Back
Legal

Landmark ground (f) case heading to Supreme Court

One of the most discussed cases of 2017 is heading to the Supreme Court, raising the question of what intention a landlord is required to show in order to refuse a new lease on grounds of redevelopment plans.

The court has granted permission to appeal in S Franses v Cavendish Hotel (London) Ltd [2017] EWHC 1670 (QB); [2017] PLSCS 145, a case that raises profound issues in relation to the proper operation of ground (f) of section 30(1) of the Landlord and Tenant Act 1954.

A landlord is entitled to refuse a new lease under ground (f) if it “intends to demolish or reconstruct the premises comprised in the holding or a substantial part of those premises or to carry out substantial work or construction on the holding or part thereof and that he could not reasonably do so without obtaining possession of the holding”.
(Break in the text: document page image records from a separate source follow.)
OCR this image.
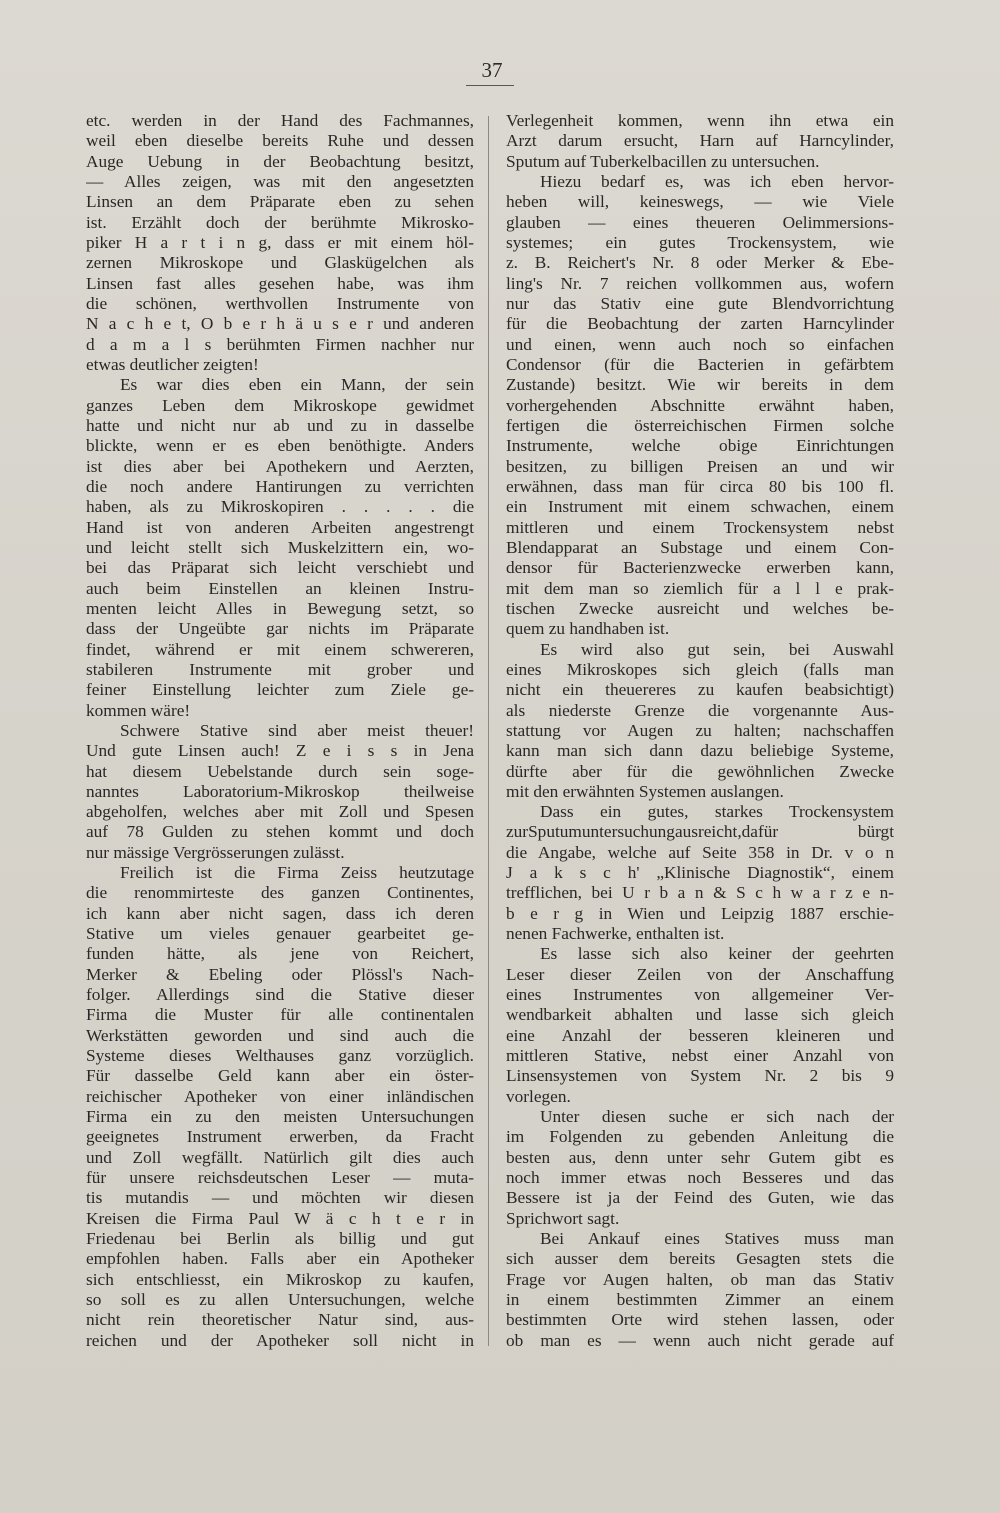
37
etc. werden in der Hand des Fachmannes,
weil eben dieselbe bereits Ruhe und dessen
Auge Uebung in der Beobachtung besitzt,
— Alles zeigen, was mit den angesetzten
Linsen an dem Präparate eben zu sehen
ist. Erzählt doch der berühmte Mikrosko-
piker H a r t i n g, dass er mit einem höl-
zernen Mikroskope und Glaskügelchen als
Linsen fast alles gesehen habe, was ihm
die schönen, werthvollen Instrumente von
N a c h e t, O b e r h ä u s e r und anderen
d a m a l s berühmten Firmen nachher nur
etwas deutlicher zeigten!
Es war dies eben ein Mann, der sein
ganzes Leben dem Mikroskope gewidmet
hatte und nicht nur ab und zu in dasselbe
blickte, wenn er es eben benöthigte. Anders
ist dies aber bei Apothekern und Aerzten,
die noch andere Hantirungen zu verrichten
haben, als zu Mikroskopiren . . . . . die
Hand ist von anderen Arbeiten angestrengt
und leicht stellt sich Muskelzittern ein, wo-
bei das Präparat sich leicht verschiebt und
auch beim Einstellen an kleinen Instru-
menten leicht Alles in Bewegung setzt, so
dass der Ungeübte gar nichts im Präparate
findet, während er mit einem schwereren,
stabileren Instrumente mit grober und
feiner Einstellung leichter zum Ziele ge-
kommen wäre!
Schwere Stative sind aber meist theuer!
Und gute Linsen auch! Z e i s s in Jena
hat diesem Uebelstande durch sein soge-
nanntes Laboratorium-Mikroskop theilweise
abgeholfen, welches aber mit Zoll und Spesen
auf 78 Gulden zu stehen kommt und doch
nur mässige Vergrösserungen zulässt.
Freilich ist die Firma Zeiss heutzutage
die renommirteste des ganzen Continentes,
ich kann aber nicht sagen, dass ich deren
Stative um vieles genauer gearbeitet ge-
funden hätte, als jene von Reichert,
Merker & Ebeling oder Plössl's Nach-
folger. Allerdings sind die Stative dieser
Firma die Muster für alle continentalen
Werkstätten geworden und sind auch die
Systeme dieses Welthauses ganz vorzüglich.
Für dasselbe Geld kann aber ein öster-
reichischer Apotheker von einer inländischen
Firma ein zu den meisten Untersuchungen
geeignetes Instrument erwerben, da Fracht
und Zoll wegfällt. Natürlich gilt dies auch
für unsere reichsdeutschen Leser — muta-
tis mutandis — und möchten wir diesen
Kreisen die Firma Paul W ä c h t e r in
Friedenau bei Berlin als billig und gut
empfohlen haben. Falls aber ein Apotheker
sich entschliesst, ein Mikroskop zu kaufen,
so soll es zu allen Untersuchungen, welche
nicht rein theoretischer Natur sind, aus-
reichen und der Apotheker soll nicht in
Verlegenheit kommen, wenn ihn etwa ein
Arzt darum ersucht, Harn auf Harncylinder,
Sputum auf Tuberkelbacillen zu untersuchen.
Hiezu bedarf es, was ich eben hervor-
heben will, keineswegs, — wie Viele
glauben — eines theueren Oelimmersions-
systemes; ein gutes Trockensystem, wie
z. B. Reichert's Nr. 8 oder Merker & Ebe-
ling's Nr. 7 reichen vollkommen aus, wofern
nur das Stativ eine gute Blendvorrichtung
für die Beobachtung der zarten Harncylinder
und einen, wenn auch noch so einfachen
Condensor (für die Bacterien in gefärbtem
Zustande) besitzt. Wie wir bereits in dem
vorhergehenden Abschnitte erwähnt haben,
fertigen die österreichischen Firmen solche
Instrumente, welche obige Einrichtungen
besitzen, zu billigen Preisen an und wir
erwähnen, dass man für circa 80 bis 100 fl.
ein Instrument mit einem schwachen, einem
mittleren und einem Trockensystem nebst
Blendapparat an Substage und einem Con-
densor für Bacterienzwecke erwerben kann,
mit dem man so ziemlich für a l l e prak-
tischen Zwecke ausreicht und welches be-
quem zu handhaben ist.
Es wird also gut sein, bei Auswahl
eines Mikroskopes sich gleich (falls man
nicht ein theuereres zu kaufen beabsichtigt)
als niederste Grenze die vorgenannte Aus-
stattung vor Augen zu halten; nachschaffen
kann man sich dann dazu beliebige Systeme,
dürfte aber für die gewöhnlichen Zwecke
mit den erwähnten Systemen auslangen.
Dass ein gutes, starkes Trockensystem
zurSputumuntersuchungausreicht,dafür bürgt
die Angabe, welche auf Seite 358 in Dr. v o n
J a k s c h' „Klinische Diagnostik“, einem
trefflichen, bei U r b a n & S c h w a r z e n-
b e r g in Wien und Leipzig 1887 erschie-
nenen Fachwerke, enthalten ist.
Es lasse sich also keiner der geehrten
Leser dieser Zeilen von der Anschaffung
eines Instrumentes von allgemeiner Ver-
wendbarkeit abhalten und lasse sich gleich
eine Anzahl der besseren kleineren und
mittleren Stative, nebst einer Anzahl von
Linsensystemen von System Nr. 2 bis 9
vorlegen.
Unter diesen suche er sich nach der
im Folgenden zu gebenden Anleitung die
besten aus, denn unter sehr Gutem gibt es
noch immer etwas noch Besseres und das
Bessere ist ja der Feind des Guten, wie das
Sprichwort sagt.
Bei Ankauf eines Statives muss man
sich ausser dem bereits Gesagten stets die
Frage vor Augen halten, ob man das Stativ
in einem bestimmten Zimmer an einem
bestimmten Orte wird stehen lassen, oder
ob man es — wenn auch nicht gerade auf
The case involves a dispute between landlord the Cavendish Hotel at Jermyn Street, London W1, and its tenant of premises at 80 Jermyn Street, which carries on business as a textile dealership and consultancy, specialising in antique tapestries and textile art.

The tenant applied under the 1954 Act for a new tenancy, but this was dismissed on the basis that the landlord had made out its ground of opposition under section 30(1)(f).

At the High Court, Jay J sided with the landlord, finding that the requisite intention under ground (f) was demonstrated, even though the evidence was that the landlord’s motive for redevelopment was to get rid of the tenant.

Following that decision, Benjamin Faulkner of Wilberforce Chambers, who acted as junior counsel for the tenant, said that “opinion is divided” on the significance of the case: “Some practitioners consider it entirely unremarkable; others view it as the end of the Landlord and Tenant Act 1954 as we know it.”

He added: “If this case stands, advice to landlords in ground (f) cases is likely to change dramatically. For the first time there is clear authority that the landlord’s underlying motive of wanting to be rid of its tenant is irrelevant. Confident in that knowledge, landlords will no longer feel that they ought to justify the works by reference to the benefits they will bring. Instead, they will frankly say that they just want rid of the tenant and have been advised that the scheme of works ought to do the trick.”

Now though, the decision will come under challenge at the Supreme Court.